Three Poets on Hurricanes, History & the Converse MFA
Three Poets on Hurricanes, History & the Converse MFA
Mulkey, Rick
Rick Mulkey is the author of six collections, including Ravenous: New & Selected Poems, Toward Any Darkness, Before the Age of Reason, and Bluefield Breakdown. His individual poems and essays have appeared in Poetry East, Georgia Review, Crab Orchard Review, and the anthologies American Poetry: The Next Generation, The Southern Poetry Anthology: Volumes I and II, and A Millennial Sampler of South Carolina Poetry, among others. In his new collection, All These Hungers: Poems (Brick Road Poetry Press, Inc.), Mulkey turns the Rimbaud of “Turn my hungers. Feed, hungers, in the meadows of sounds,” into something American, small-town scrappy, transparent, and musky. Of his hunger, Mulkey makes memorable poems that celebrate food and its flavors – whisky, beans, peppered pork belly bacon, lemonade, unclean scrambled eggs, cold sweet tea, onions, beets, tomatoes, wine, and beer.

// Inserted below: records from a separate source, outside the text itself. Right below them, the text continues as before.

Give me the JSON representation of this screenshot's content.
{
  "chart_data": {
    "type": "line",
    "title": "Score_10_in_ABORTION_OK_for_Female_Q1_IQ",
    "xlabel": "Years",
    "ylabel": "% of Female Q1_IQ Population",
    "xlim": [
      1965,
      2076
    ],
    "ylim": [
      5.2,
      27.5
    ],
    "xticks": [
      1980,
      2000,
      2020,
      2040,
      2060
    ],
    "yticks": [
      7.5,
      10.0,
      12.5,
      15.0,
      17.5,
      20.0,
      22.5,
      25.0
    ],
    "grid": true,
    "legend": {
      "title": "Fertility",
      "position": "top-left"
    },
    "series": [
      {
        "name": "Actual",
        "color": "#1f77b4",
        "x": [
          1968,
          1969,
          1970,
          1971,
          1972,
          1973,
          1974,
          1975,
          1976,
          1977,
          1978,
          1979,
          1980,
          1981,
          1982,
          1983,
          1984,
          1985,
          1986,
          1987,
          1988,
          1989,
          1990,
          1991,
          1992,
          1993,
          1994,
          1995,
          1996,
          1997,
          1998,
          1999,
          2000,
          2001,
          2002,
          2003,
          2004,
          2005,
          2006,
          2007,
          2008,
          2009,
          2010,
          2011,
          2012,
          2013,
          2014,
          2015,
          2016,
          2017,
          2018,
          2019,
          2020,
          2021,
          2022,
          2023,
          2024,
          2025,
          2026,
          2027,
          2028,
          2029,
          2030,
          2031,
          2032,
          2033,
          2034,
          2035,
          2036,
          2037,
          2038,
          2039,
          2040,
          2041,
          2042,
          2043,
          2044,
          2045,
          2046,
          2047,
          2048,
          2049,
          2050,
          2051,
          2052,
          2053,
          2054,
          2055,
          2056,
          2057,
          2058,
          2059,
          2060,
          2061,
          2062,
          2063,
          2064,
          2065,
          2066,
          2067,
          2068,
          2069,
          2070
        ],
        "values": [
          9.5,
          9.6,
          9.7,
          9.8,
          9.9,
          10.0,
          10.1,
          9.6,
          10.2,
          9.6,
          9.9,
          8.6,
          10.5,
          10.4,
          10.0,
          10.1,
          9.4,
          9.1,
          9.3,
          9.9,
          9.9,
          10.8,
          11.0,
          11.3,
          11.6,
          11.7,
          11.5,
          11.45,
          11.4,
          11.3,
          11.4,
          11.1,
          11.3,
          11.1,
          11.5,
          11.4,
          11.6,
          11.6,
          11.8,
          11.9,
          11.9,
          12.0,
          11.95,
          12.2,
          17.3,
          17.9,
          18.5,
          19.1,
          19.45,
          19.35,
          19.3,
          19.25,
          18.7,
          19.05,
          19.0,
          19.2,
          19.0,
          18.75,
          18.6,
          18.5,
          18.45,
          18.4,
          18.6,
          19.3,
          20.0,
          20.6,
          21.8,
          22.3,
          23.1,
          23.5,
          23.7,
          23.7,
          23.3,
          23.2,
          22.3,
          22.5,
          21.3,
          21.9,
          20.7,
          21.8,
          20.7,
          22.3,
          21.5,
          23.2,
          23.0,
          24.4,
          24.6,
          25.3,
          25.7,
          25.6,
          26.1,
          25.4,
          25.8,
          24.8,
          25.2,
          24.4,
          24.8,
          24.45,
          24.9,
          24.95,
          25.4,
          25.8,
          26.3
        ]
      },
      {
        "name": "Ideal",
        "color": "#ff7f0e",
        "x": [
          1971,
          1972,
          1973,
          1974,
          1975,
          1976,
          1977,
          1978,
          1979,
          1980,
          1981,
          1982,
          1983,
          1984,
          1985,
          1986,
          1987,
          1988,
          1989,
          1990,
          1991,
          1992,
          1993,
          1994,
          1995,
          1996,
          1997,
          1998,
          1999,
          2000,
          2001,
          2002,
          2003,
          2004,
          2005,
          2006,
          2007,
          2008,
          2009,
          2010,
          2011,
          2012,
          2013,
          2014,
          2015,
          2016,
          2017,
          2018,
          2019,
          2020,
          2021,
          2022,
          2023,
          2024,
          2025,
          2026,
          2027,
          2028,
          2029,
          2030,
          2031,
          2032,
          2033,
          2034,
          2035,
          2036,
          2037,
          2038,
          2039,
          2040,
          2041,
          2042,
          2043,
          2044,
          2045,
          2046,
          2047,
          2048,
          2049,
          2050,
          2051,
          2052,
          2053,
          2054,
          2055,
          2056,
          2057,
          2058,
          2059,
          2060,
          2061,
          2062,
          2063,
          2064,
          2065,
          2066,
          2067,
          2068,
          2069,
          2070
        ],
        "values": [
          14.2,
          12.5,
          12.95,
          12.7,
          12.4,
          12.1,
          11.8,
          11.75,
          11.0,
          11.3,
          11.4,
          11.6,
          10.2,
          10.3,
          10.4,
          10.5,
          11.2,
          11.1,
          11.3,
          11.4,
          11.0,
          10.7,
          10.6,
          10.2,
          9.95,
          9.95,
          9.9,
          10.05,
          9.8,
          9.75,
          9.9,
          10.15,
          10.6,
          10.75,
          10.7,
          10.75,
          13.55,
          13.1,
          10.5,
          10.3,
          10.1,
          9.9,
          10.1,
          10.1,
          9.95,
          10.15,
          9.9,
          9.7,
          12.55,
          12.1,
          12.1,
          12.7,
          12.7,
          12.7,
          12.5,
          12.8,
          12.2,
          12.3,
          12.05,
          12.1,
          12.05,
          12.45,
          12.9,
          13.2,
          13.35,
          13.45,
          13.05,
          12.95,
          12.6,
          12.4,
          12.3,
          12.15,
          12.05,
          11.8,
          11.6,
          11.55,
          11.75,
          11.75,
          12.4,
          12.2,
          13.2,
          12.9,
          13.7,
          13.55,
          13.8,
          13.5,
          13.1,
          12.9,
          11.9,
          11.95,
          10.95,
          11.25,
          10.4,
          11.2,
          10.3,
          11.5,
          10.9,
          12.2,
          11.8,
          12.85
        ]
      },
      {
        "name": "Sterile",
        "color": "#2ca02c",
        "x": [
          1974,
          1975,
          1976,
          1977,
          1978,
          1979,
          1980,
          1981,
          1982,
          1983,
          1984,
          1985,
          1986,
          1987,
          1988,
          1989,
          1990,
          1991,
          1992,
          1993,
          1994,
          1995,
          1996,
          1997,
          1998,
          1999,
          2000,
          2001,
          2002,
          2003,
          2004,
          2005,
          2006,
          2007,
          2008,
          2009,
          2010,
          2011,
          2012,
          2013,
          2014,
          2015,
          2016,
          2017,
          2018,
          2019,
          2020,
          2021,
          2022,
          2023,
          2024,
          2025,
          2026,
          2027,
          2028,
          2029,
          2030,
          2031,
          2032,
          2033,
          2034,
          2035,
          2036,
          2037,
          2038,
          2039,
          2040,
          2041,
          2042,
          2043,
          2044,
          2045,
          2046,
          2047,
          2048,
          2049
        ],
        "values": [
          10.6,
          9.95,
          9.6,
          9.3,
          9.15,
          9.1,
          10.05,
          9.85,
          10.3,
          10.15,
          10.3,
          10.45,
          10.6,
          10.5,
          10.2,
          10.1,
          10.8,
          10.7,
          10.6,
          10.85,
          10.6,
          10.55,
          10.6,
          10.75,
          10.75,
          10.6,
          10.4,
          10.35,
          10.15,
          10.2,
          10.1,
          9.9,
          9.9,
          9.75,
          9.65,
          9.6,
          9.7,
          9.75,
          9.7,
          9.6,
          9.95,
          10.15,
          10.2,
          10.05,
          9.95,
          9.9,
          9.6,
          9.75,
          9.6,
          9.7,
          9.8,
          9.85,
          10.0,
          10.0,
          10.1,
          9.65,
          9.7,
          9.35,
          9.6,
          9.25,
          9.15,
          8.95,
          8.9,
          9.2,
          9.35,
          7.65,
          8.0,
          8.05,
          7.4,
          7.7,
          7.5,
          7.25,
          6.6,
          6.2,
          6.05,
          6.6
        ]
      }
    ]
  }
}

These poems overflow with juice. Poet Denise Duhamel – his co-editor on the new anthology Ice on a Hot Stove: A Decade of Converse MFA Poetry (Clemson University Press) – noted that “Mulkey’s poems hunger for big truths, little truths, love, and justice. His irresistible American vernacular, visceral wisdom, and lyrical honesty make him one of the most authentic poetic voices of his generation.”
Jones, Ashley M.
Ashley M. Jones is the first Black poet to be selected poet laureate of the state of Alabama (2022-2026). She authored two previous poetry collections, Magic City Gospel and dark // thing. Her poems and essays appear or are forthcoming on many platforms and in journals and anthologies, including the Academy of American Poets, Tupelo Quarterly, Prelude, Steel Toe Review, Poets Respond to Race Anthology, and Fjords Review. Jones is also the founding director of the Magic City Poetry Festival in Birmingham, Alabama. In Reparations Now! (Hub City Press) she calls for what is owed to the Black descendants of enslaved people in the United States. In formal and nontraditional poems, Jones explores trauma past and present, cultural and personal. They might address the lynching of young, pregnant Mary Turner in 1918; the current white nationalist political movement; or a case of infidelity. But she also celebrates Black life and art in its many forms, from music to cooking. In its review, Publishers Weekly celebrated how in “poems that showcase a wide formal range, Jones … expertly juxtaposes historical moments and incidents with personal history in her impressive third collection.”
Duhamel, Denise
Denise Duhamel’s books include Ka-Ching!, Queen for a Day: Selected and New Poems, and Kinky. When Hurricane Irma hit her Florida apartment, Duhamel kept a journal of her terrifying experience and turned to Dante and terza rima, reconstructing the form into the long poem “Terza Irma.” In Second Story: Poems (University of Pittsburgh Press), she investigates our near-catastrophic ecological and political moment, aware of her own complicity, resistance, and agency. The 37 poems in the collection include odes to her favorite uncle – who was “green” before it was a hashtag – and Mother Nature, via a retro margarine commercial. She writes letters to her failing memory as well as to America’s collective amnesia. With the fear of the water below and a burglar who enters through her second-story window, she faces the story under the story, the second story we often neglect to tell. Duhamel is also co-editor, with Rick Mulkey, of the anthology Ice on a Hot Stove: A Decade of Converse MFA Poetry (Clemson University Press). The book highlights the last decade of poetry presented in the MFA in creative writing program at Converse College and produced by the program’s faculty, visiting faculty, and graduates. For more than a century, the college has held a distinct position in the literary history of South Carolina.